Cet arrêt précipité serait-il juste ? Quand Tibère eut ravi au peuple romain le droit au moins apparent que lui avait laissé Auguste d’élire ses magistrats, « on ne saurait croire, dit Montesquieu, combien cette décadence du pouvoir du peuple avilit l’âme des grands. Lorsque le peuple disposait des dignités, les magistrats qui les briguaient faisaient bien des bassesses ; mais elles étaient jointes à une certaine magnificence qui les cachait, soit qu’ils donnassent des jeux ou de certains repas au peuple, soit qu’ils lui distribuassent de l’argent ou des grains : quoique le motif fût bas, le moyen avait quelque chose de noble, parce qu’il convient toujours à un grand homme d’obtenir par des libéralités la faveur du peuple. Mais lorsque le peuple n’eut plus rien à donner, et que le prince, au nom du sénat, disposa de tous les emplois, on les demanda et on les obtint par des voies indignes ; la flatterie, l’infamie, les crimes furent des arts nécessaires pour y parvenir. »[1]

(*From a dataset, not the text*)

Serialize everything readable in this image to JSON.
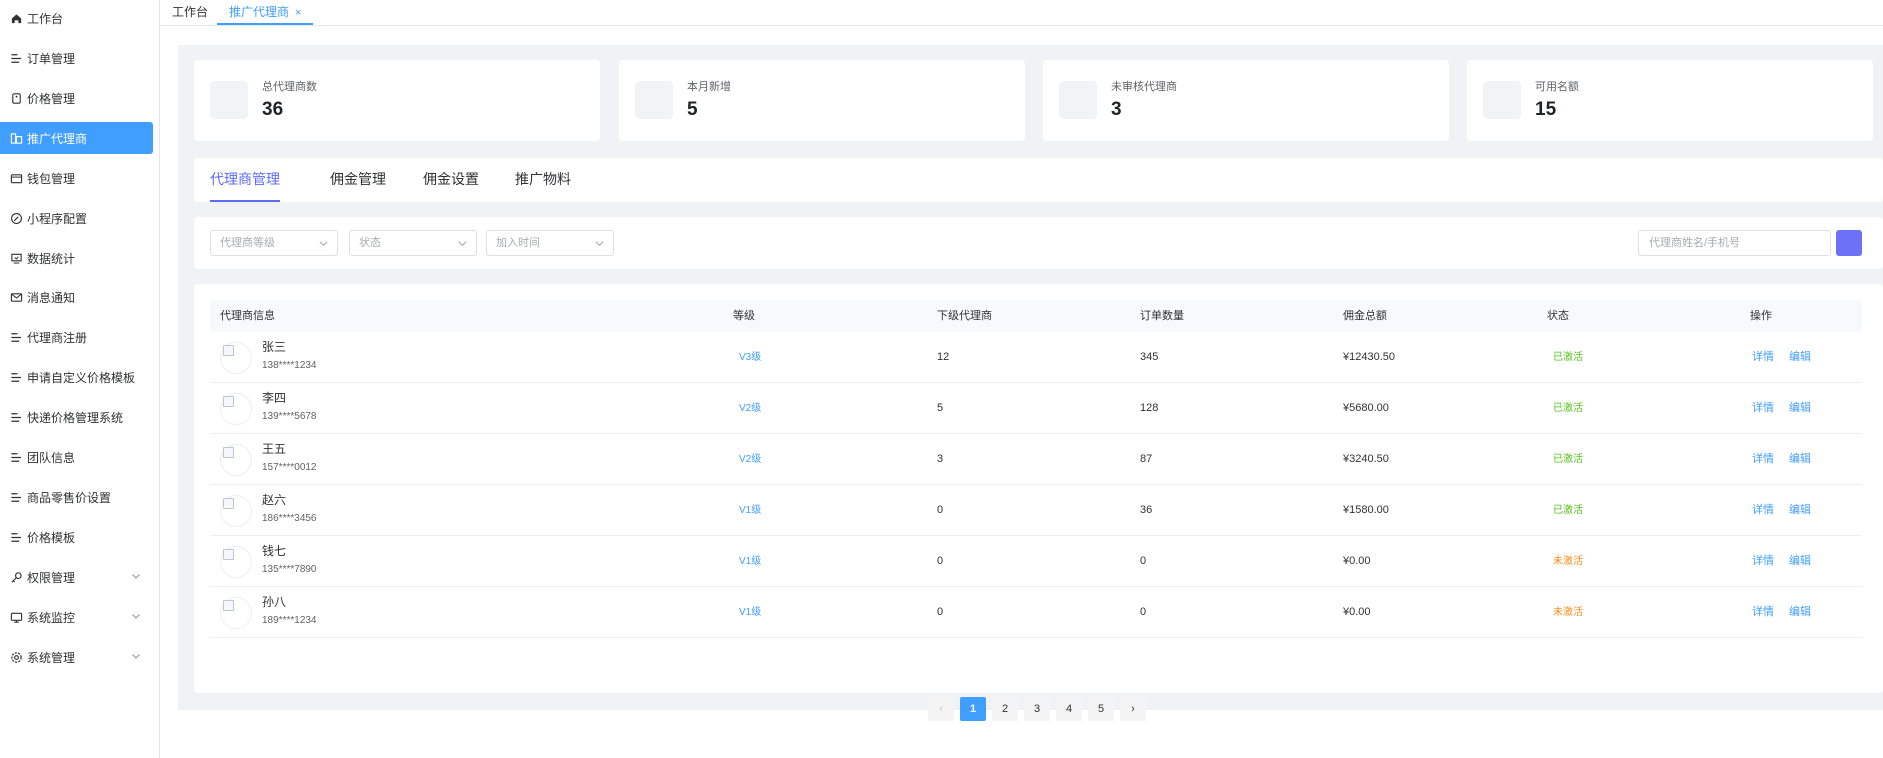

Avant de lire cet ouvrage, nous invitons l’homme impartial à méditer ces paroles d’un philosophe que les exagérés de tous les partis ont décrié, et que respectent les sages de toutes les opinions. Nos habitudes nous ont si rarement conduits à réfléchir sur le sujet approfondi par Quintus ; notre façon de sentir, notre éducation et nos usages nous exposent à l’apprécier avec si peu de justesse, qu’une telle précaution est commandée impérieusement à quiconque ne veut pas mettre un préjugé à la place d’un jugement raisonné.

Il est dans la nature des hommes réunis en société, il importe à la vie et à l’action du corps politique, qu’une noble ambition fasse désirer les places et les honneurs. Quel que soit

  1. Grandeur et Décadence des Romains, chap. 14.